Industrially, amorphous solid dispersions can be prepared by melting method, rapid solvent volatilization method (spray drying, vacuum drying, freeze drying) and spray solidification method. However, due to their typical soft, viscous nature and sensitivity to pressure as a cause of instability, they may not conform to traditional dosage form manufacturing processes. The salient features of solid dispersion design include rational choice of carriers, drug carrier ratio and understanding of the drug release mechanism in the matrix. Thermal stress, chemical stress and mechanical stress applied during processing can spontaneously induce the recrystallization process. In the ever-changing drug discovery model, the amorphization of drugs provides an attractive option for overcoming the solubility limitations of “difficult to release” drugs. With the understanding of the molecular level of amorphous systems, we can design systems with predictable stability and performance. Among these methods, amorphous materials are attractive because they are widely used and meet the common standards established for good formulation methods.

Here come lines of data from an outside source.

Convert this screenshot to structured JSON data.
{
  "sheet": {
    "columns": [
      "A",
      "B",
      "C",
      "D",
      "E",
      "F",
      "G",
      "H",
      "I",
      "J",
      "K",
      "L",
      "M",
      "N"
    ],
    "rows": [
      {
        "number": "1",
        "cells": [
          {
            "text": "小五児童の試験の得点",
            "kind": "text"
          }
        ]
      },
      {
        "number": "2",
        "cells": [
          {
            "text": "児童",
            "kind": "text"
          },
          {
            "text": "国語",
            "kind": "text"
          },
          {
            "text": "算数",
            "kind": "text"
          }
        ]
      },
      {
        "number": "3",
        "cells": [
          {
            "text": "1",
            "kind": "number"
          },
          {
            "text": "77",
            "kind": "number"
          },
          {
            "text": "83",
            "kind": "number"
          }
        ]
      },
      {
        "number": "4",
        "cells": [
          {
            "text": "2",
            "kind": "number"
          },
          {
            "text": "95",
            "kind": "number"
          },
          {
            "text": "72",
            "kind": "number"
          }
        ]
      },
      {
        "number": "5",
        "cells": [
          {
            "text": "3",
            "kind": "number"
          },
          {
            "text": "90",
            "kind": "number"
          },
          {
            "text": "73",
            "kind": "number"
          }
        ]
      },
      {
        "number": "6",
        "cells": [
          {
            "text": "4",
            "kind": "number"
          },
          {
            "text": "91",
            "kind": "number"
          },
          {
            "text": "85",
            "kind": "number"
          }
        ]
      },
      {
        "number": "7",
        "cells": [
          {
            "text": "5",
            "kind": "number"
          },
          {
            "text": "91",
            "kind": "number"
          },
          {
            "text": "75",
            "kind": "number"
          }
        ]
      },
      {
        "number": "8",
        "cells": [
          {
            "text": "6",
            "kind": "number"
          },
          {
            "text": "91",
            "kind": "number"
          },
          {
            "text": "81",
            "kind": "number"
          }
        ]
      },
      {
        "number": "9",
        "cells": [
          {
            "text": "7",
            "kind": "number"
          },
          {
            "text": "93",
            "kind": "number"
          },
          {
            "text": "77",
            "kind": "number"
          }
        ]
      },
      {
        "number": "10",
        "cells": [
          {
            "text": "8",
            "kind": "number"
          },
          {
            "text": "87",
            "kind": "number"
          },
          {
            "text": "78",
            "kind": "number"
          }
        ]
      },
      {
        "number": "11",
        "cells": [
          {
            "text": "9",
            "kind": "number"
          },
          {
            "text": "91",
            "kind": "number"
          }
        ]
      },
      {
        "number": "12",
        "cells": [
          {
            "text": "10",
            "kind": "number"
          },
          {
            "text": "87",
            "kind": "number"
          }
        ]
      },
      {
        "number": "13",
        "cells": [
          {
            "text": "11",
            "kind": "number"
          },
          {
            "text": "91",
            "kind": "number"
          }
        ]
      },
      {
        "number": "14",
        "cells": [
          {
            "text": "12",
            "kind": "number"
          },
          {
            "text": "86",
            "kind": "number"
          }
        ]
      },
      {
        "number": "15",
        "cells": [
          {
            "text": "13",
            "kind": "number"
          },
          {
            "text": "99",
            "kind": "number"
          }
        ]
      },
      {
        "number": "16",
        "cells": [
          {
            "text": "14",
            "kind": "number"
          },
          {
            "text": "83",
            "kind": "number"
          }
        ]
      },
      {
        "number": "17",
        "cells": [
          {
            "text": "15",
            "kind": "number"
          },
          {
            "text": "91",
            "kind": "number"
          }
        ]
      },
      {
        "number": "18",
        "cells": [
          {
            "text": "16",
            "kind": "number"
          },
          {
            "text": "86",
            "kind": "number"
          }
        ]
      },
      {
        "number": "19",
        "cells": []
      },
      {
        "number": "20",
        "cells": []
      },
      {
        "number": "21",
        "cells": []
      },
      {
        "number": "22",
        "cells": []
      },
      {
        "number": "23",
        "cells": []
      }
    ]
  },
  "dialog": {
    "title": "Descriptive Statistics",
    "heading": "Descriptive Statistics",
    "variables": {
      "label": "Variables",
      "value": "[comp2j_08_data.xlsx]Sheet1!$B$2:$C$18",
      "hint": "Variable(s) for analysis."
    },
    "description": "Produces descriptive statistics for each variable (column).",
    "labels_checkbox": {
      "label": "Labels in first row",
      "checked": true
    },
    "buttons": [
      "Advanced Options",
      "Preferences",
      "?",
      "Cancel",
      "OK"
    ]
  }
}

2 Remarkable features and advantages of Amorphous Solid Dispersion (ASD)

l ASD is widely used in acidic, basic, neutral and zwitterionic drugs.

l Minimize the requirements for APIs (active drugs) required to evaluate efficacy and safety.

l Minimize the resources required to produce pre-clinical supplies.

l Research on alternative ways to improve bioavailability.

l The drug dissolves and absorbs quickly, which may have a rapid onset of action.

l Improve exposure (improve bioavailability, faster onset, and reduce dose). Support toxicology research and clinical tools.

l Commercialization and cover-up of peculiar smell of medicines.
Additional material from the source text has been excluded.